A competitive handball match is played on a large rectangular court that is 40 m long by 20 m wide, with a goal in the centre of each end. A competitive handball court is much bigger than a competitive basketball court – the outer boundaries, called sidelines or touch lines, are longer and the goal lines or end lines are shorter.
The inner markings of a handball court are very precise and support a number of rules within the game:
Halfway or centre line - this line is exactly in the middle of the two goal lines and has a spot directly in the middle. This spot is used for starting and restarting the game.
Free-throw line (9 m) – this dashed 'D' shaped line is 9 metres from the outer goal line. The line is used to resume play if an attacking player is fouled within the area.
Penalty mark (7 m mark) - the penalty mark is used for all penalty throws and is located 7 metres in front of the goal line and is 1 metre wide.
Goal Area/Crease/D-Zone (6 m) – this area is known by a number of different names. The D-shaped area is formed by two connected quarter-circles, each with a 6-metre radius. The only player allowed in this area is the goalkeeper.
Goalkeeper line (4 m line) – a goalkeeper is not allowed to pass this point when defending a penalty shot.
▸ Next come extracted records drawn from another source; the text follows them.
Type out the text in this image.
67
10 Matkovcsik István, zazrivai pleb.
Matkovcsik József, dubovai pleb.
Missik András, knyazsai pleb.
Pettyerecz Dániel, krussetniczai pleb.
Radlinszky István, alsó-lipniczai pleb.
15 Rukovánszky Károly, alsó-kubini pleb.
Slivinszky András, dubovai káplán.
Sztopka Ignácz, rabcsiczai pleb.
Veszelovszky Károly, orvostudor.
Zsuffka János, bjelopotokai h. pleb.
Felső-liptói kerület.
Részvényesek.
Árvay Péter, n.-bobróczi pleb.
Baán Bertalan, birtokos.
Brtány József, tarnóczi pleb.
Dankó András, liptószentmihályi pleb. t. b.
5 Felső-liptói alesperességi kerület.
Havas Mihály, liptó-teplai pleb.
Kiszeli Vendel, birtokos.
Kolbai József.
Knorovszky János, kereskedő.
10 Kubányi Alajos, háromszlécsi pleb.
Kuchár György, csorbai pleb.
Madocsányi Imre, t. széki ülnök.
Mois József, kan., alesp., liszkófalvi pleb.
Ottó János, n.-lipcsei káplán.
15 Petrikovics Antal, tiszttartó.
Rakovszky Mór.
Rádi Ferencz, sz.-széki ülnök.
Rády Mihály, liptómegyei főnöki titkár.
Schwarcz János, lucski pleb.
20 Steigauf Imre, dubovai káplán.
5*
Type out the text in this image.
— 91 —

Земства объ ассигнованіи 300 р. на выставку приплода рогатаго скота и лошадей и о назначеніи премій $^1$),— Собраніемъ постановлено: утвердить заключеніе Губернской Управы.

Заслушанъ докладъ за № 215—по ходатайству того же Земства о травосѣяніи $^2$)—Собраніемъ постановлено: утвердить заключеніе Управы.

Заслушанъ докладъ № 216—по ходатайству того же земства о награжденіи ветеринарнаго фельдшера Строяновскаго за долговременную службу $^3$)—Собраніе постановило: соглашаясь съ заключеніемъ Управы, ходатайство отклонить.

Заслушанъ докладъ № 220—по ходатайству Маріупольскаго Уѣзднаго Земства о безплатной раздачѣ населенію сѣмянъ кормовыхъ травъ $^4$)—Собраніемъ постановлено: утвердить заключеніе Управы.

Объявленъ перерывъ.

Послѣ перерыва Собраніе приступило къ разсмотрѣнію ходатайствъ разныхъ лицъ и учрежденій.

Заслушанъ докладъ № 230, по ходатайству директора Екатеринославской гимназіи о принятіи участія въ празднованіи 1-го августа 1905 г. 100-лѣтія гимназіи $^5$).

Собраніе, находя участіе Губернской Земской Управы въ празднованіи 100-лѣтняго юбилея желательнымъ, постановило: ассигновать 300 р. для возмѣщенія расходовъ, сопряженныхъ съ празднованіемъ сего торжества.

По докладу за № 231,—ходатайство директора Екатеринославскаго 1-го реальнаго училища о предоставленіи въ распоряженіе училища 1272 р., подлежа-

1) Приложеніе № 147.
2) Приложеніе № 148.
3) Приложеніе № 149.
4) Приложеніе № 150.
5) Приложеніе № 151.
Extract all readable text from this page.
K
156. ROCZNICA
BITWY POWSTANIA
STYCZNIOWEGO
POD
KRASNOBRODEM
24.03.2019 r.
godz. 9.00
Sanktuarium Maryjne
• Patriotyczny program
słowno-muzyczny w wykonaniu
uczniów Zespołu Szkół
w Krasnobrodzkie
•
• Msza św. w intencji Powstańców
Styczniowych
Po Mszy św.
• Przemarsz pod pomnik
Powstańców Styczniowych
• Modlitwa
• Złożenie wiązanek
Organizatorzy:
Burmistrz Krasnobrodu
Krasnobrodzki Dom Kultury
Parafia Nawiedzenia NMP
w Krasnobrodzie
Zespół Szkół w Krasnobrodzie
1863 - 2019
A competitive handball team consists of seven players per side, with all players (with the exception of the goalkeeper) being interchangeable during the game. Like most team sports, the team has very clear roles to support their overall success:
The goalkeeper – responsible for defending the goal.
Left wing - this attacking player is usually right-handed and covers the left-hand side of the court. In defence, they stand on the far left side touch line and in attack they provide counter-attacks down the left-hand side of the court.
Right wing - has the same responsibilities as the left wing down the opposite side.
Left back - the left back stands to the left of the centre back and tries to prevent the opposition from shooting. In possession of the ball they should initiate counter-attacks and often shoot from distance.
Right back - has the same responsibilities as the left back down the opposite side.
Centre back – the centre back stands in the middle of the court and provides both defending and attacking options.
Pivot - the pivot is an attacking player who travels along the opponent's six-metre line. They must work well with their team's centre back to initiate attacking strategies and are required to shoot in a range of positions. In defence, they play in front of their team and try to close down the opposition's attacks.